Drehbuchautor Steven Knight hatte ein real existierendes Vorbild für Catherine Weldon: Caroline Weldon, eine aus Kleinbasel stammende schweizerisch-amerikanische Bürgerrechtlerin und Künstlerin, die in der Tat Porträts in Öl von Sitting Bull malte und sich für die Rechte der Indianer einsetzte. Das war es aber dann auch schon mit den Gemeinsamkeiten der historischen Caroline und der fiktiven Catherine. Macht nichts. Regisseurin Susanna White hat mit "Die Frau, die vorausgeht" einen Film geschaffen, der ein wenig Western und ein wenig Liebesgeschichte ist, aber vor allem ein Emanzipationsdrama ohne Happyend.
Ja, diese von Jessica Chastain sehr zurückhaltend und glaubwürdig gespielte Catherine Weldon ist naiv. Aber sie ist es doch eher im Schiller’schen Sinne – als Mensch mit einem Herzen "voll Unschuld und Wahrheit". In den Westen aufgemacht hat sie sich im Bewusstsein, gegen ihre eigene Bedeutungslosigkeit als Ehefrau und Tochter in einer Gesellschaft ankämpfen zu müssen, in der ausnahmslos Männer das Sagen haben. Im Indianerreservat freilich trifft Weldon auf Frauen, Männer und Kinder, die einen noch sehr viel existenzielleren Kampf kämpfen – und ihn verlieren, weil weiße Männer ihre (Über-)Macht gnadenlos ausspielen.
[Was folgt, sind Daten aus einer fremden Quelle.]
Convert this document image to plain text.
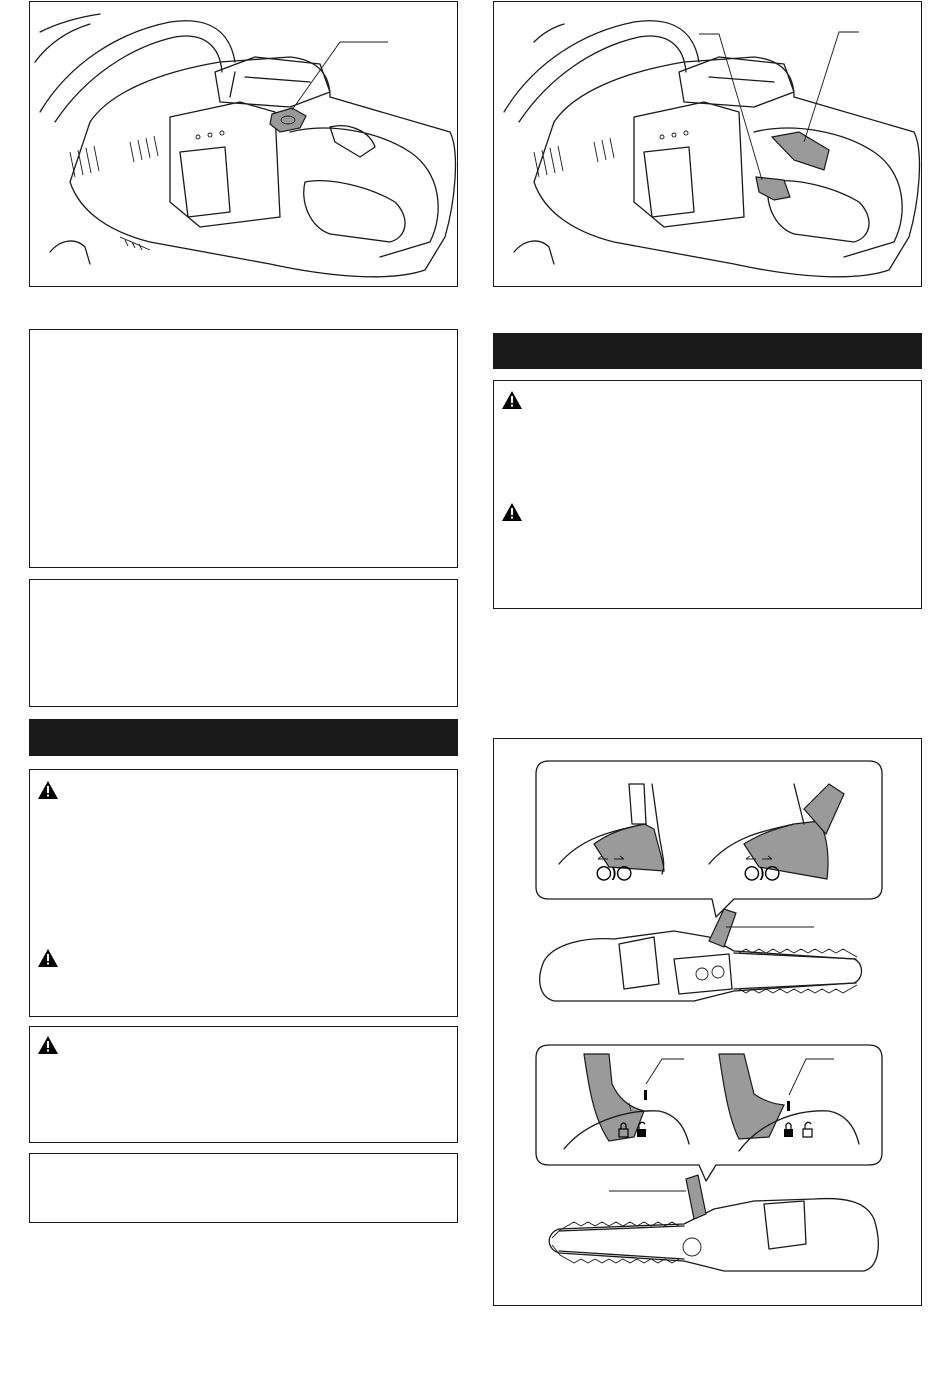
◯)◯	◯)◯
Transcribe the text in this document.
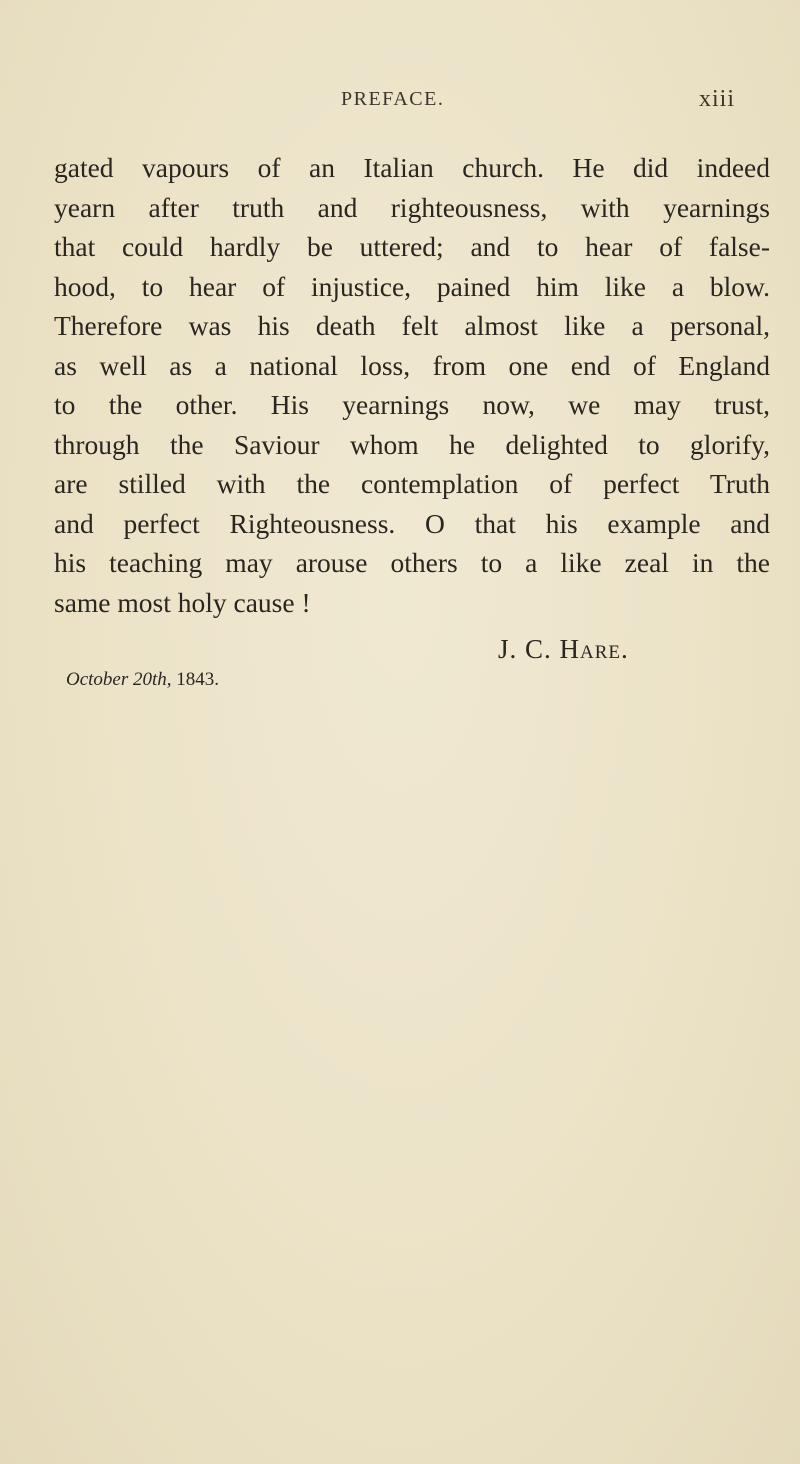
PREFACE.	xiii
gated vapours of an Italian church. He did indeed
yearn after truth and righteousness, with yearnings
that could hardly be uttered; and to hear of false-
hood, to hear of injustice, pained him like a blow.
Therefore was his death felt almost like a personal,
as well as a national loss, from one end of England
to the other. His yearnings now, we may trust,
through the Saviour whom he delighted to glorify,
are stilled with the contemplation of perfect Truth
and perfect Righteousness. O that his example and
his teaching may arouse others to a like zeal in the
same most holy cause !
J. C. Hare.
October 20th, 1843.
Sitting Bull (fast melancholisch: Michael Greyeyes) und Catherine Weldon sind also zwei Menschen, die auf sehr ähnliche Weise verletzt worden sind – und noch werden. Aus der Geschichte wissen wir, dass das Massaker an den Indianern bei Wounded Knee Ende Dezember 1890 den letzten Widerstand der Ureinwohner brach. Und wir wissen, dass der Kampf der Frauen um Gleichberechtigung noch immer anhält. Das ist der große Rahmen, in dem Susanne White ihre fiktive Geschichte erzählt. Nicht immer in wünschenswerter Tiefe und Ausführlichkeit, aber dennoch reflektiert, unterhaltsam, bisweilen spannend und vor allem mittels großartiger Landschaftstotalen.
Natürlich braucht die zarte wie zähe Weldon einen Gegenspieler – es ist Colonel Silas Groves, der von Sam Rockwell kraftvoll und mit angemessener Kaltschnäuzigkeit verkörpert wird. Dieser Soldat ist einer der Indianerhasser, und seine menschenverachtenden Sätze knallen wie Pistolenschüsse um die Ohren von Weldon und schließlich Sitting Bull. Das melodramatische Ende des Films enttäuscht ein wenig, insgesamt aber lohnt es sich, ihn anzuschauen.